La médecine prédictive offre aujourd’hui des résultats concrets et fiables au bénéfice des patients comme des soignants. Elle regroupe les méthodes médicales qui visent la prédiction statistique d’apparition de pathologies chez un individu en passant par toutes sortes de procédés : imagerie, analyses biologiques, ingénierie génétique, etc.

L’avantage de la médecine prédictive est qu’elle individualise son analyse en prenant en compte d’une part une pathologie précise et d’autre part la singularité du patient. Dès lors, il est possible d’agir en amont en personnalisant la prise en charge de patients considérés comme à risque, ce qui minimise la crainte de certains aléas thérapeutiques.

 

La médecine prédictive dans le cadre des traitements du cancer par radiothérapie

Les traitements du cancer deviennent de plus en plus efficaces. Toutefois, leurs effets secondaires sont lourds et provoquent parfois des pathologies irréversibles.

L’intérêt de la médecine prédictive dans le contexte des soins anti-cancer est de mieux orienter les choix thérapeutiques pour éviter les complications médicales. Le cas échéant, le patient supporte bien mieux son traitement et ses chances de guérison sans effets secondaires sont accrues.
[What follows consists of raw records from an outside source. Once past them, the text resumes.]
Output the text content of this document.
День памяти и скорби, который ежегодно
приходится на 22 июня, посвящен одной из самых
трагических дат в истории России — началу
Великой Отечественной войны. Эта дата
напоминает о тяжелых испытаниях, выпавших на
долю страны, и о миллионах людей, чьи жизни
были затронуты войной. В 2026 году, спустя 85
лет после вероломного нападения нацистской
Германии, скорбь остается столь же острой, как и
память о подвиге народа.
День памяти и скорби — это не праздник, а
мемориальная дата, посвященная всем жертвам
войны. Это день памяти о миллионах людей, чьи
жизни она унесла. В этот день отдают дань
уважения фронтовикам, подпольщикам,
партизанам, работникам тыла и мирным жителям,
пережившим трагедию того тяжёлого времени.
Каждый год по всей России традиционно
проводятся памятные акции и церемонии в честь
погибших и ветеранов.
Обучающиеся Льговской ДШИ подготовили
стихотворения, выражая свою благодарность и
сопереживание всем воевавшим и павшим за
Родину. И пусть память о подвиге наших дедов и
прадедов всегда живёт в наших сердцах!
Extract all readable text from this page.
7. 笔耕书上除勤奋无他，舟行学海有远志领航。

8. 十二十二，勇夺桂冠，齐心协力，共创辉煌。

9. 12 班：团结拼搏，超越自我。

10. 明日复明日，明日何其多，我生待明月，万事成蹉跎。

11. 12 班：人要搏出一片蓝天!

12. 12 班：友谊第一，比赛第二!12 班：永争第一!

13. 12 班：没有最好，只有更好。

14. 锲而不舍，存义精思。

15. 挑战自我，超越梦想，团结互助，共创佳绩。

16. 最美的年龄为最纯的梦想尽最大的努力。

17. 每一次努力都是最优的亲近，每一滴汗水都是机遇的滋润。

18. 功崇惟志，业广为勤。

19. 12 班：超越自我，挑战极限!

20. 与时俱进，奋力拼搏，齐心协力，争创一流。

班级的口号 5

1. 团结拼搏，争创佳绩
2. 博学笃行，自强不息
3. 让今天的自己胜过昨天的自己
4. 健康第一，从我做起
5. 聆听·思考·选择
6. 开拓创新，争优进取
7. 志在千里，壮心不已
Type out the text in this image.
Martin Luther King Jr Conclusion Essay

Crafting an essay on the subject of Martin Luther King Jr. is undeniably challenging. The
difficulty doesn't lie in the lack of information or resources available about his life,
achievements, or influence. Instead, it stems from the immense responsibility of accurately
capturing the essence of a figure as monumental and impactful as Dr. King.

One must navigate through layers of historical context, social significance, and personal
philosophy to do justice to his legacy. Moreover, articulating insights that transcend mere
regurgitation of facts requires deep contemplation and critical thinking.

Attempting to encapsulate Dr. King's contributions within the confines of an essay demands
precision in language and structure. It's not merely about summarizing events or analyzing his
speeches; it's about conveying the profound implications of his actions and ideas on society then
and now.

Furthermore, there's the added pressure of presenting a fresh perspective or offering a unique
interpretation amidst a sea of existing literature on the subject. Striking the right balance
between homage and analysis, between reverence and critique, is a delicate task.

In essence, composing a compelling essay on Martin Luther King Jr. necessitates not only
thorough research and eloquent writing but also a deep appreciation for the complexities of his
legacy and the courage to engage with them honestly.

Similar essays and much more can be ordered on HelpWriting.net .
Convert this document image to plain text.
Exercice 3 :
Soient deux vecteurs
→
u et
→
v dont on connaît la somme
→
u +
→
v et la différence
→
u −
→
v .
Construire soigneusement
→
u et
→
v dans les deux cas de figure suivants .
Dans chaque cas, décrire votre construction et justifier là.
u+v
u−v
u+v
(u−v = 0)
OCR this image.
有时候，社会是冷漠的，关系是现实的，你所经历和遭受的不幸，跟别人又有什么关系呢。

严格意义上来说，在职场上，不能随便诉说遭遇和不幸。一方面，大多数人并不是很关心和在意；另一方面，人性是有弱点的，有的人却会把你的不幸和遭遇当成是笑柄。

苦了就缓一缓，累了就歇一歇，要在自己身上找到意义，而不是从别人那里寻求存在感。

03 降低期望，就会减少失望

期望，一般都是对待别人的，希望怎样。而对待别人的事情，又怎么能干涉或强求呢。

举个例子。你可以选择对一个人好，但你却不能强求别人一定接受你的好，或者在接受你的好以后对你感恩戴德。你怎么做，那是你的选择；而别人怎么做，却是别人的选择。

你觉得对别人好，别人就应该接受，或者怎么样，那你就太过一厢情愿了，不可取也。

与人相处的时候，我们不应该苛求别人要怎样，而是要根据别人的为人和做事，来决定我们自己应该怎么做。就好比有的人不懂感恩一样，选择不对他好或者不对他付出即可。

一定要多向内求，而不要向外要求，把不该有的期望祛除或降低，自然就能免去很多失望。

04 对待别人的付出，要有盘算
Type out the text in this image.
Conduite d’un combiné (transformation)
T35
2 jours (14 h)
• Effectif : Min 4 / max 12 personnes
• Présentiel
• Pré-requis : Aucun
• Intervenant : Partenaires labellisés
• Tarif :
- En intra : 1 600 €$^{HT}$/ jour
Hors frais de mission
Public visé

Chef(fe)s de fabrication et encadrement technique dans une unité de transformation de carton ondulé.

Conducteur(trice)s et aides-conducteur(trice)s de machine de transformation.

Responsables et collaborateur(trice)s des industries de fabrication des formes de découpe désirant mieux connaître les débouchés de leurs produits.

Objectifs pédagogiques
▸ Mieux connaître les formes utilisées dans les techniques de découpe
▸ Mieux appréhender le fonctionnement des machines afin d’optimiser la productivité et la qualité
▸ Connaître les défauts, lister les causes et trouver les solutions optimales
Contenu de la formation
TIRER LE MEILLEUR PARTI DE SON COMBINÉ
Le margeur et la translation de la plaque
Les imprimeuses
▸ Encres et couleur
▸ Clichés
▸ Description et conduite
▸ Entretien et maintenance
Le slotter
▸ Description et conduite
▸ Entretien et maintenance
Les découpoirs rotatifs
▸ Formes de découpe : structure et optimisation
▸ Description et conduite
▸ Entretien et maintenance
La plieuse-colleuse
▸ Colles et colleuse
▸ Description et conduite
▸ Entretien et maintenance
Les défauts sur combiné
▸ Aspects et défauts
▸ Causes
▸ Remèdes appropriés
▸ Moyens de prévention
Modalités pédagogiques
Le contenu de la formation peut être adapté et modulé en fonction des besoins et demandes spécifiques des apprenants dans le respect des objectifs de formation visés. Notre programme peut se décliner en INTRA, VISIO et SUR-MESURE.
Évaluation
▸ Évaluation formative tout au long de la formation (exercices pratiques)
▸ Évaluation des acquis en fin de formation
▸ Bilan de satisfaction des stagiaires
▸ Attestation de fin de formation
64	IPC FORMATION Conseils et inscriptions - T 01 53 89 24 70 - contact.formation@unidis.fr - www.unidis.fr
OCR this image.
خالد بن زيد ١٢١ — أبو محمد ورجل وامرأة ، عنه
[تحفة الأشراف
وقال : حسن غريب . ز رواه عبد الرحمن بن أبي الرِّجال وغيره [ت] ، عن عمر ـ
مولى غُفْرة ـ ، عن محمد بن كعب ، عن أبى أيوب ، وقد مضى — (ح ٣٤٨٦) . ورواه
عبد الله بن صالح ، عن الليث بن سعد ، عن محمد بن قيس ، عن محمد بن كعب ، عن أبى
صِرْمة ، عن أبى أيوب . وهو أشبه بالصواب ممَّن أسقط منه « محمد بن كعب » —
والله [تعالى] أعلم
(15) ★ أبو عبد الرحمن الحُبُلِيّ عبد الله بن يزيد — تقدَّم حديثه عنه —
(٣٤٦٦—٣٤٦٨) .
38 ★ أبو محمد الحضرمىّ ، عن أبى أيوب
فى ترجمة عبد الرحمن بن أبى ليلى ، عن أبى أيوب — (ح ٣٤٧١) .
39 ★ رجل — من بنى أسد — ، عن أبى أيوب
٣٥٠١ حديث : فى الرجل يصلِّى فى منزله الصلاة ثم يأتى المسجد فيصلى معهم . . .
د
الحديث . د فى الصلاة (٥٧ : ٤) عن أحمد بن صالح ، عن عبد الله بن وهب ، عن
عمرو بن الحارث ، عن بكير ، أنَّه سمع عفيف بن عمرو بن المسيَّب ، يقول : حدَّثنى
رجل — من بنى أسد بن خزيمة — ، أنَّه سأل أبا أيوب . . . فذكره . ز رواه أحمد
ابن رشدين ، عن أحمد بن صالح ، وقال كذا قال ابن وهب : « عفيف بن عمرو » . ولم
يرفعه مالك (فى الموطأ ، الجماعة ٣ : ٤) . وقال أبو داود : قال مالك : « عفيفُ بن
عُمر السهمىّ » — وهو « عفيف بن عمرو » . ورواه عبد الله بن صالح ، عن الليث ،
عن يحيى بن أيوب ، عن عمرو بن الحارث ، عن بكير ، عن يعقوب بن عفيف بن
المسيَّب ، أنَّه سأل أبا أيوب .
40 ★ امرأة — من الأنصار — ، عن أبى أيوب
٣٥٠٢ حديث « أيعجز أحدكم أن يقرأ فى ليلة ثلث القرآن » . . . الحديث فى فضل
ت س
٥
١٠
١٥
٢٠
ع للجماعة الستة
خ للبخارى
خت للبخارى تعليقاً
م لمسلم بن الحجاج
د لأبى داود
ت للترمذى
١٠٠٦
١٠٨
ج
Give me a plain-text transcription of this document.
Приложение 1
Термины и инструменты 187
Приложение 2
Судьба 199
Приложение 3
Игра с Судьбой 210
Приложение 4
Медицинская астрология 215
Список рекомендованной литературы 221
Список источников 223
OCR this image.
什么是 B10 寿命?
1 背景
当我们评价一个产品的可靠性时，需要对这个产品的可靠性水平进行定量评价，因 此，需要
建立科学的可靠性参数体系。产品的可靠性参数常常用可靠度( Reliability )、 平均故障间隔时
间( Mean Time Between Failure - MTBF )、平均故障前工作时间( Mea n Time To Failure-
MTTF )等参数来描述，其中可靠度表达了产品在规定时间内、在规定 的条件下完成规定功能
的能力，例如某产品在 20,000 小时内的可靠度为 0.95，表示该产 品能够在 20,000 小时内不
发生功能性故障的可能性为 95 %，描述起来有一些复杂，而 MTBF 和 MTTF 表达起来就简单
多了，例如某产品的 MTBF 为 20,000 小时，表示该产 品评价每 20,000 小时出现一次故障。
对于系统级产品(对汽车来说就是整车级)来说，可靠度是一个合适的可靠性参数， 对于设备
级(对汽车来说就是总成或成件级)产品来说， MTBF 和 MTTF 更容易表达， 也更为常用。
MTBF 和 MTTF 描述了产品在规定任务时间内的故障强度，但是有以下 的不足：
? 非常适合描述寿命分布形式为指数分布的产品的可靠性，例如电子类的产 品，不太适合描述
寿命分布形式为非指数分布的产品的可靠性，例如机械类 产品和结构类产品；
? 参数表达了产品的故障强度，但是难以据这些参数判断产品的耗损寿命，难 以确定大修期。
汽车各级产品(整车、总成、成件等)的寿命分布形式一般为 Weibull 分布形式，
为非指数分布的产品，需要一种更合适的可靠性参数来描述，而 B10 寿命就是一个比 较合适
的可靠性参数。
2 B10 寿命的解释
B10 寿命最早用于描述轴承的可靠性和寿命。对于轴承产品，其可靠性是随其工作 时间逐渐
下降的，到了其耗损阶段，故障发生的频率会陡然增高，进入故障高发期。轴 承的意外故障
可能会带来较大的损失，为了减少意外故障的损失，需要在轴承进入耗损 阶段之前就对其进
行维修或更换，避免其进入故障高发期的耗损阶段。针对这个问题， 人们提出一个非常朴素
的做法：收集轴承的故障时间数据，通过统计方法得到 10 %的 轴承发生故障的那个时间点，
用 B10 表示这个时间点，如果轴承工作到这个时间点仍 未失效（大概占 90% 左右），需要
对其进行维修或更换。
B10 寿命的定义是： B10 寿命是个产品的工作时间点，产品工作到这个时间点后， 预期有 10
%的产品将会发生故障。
Quant au médecin, il se protège des poursuites liées à l’erreur médicale pour cause de traitement inadapté.

Tout un écosystème s’est créé autour de la médecine prédictive avec de nombreux acteurs travaillant sur la conception de tests prédictifs qui permettront de détecter les cancers toujours plus tôt.

L'une des entreprises innovantes du secteur est Novagray, cette dernière s’intéresse à la prédiction des effets secondaires consécutifs à une radiothérapie. Plus d’un patient sur deux atteint d’un cancer sera traité avec cette technique pour laquelle chacun possède son propre seuil de tolérance.

En effet, si 60 % des patients supportent bien le traitement, près de 30 % courent le risque de développer des toxicités tardives et 10 % présenteront une hypersensibilité menant à des effets secondaires qui pourraient être irréversibles.

Une simple prise de sang réalisée avant le démarrage de la radiothérapie permet d’établir la sensibilité du patient. Les résultats étant connus au bout d’une semaine, le traitement n’est pas retardé, mais surtout, il pourra être adapté en fonction de la sensibilité du patient pour éviter les effets secondaires dommageables, sans compromettre l’efficacité du traitement.

Une autre entreprise qui mise sur la médecine préduictive est MDX Health qui a créé le buzz avec son test « Select MDx » : Il s’agit d’un test urinaire non invasif qui, associé à une analyse de facteurs de risque cliniques, permet d’identifier les patients présentant un risque de cancer de prostate avancé pour personaliser la prise en charge thérapeutique.

Le recours croissant à la médecine prédictive s’avère donc bénéfique tant pour le patient que pour le médecin. Son développement permettra en outre de réduire le nombre de recours en justice pour faute médicale.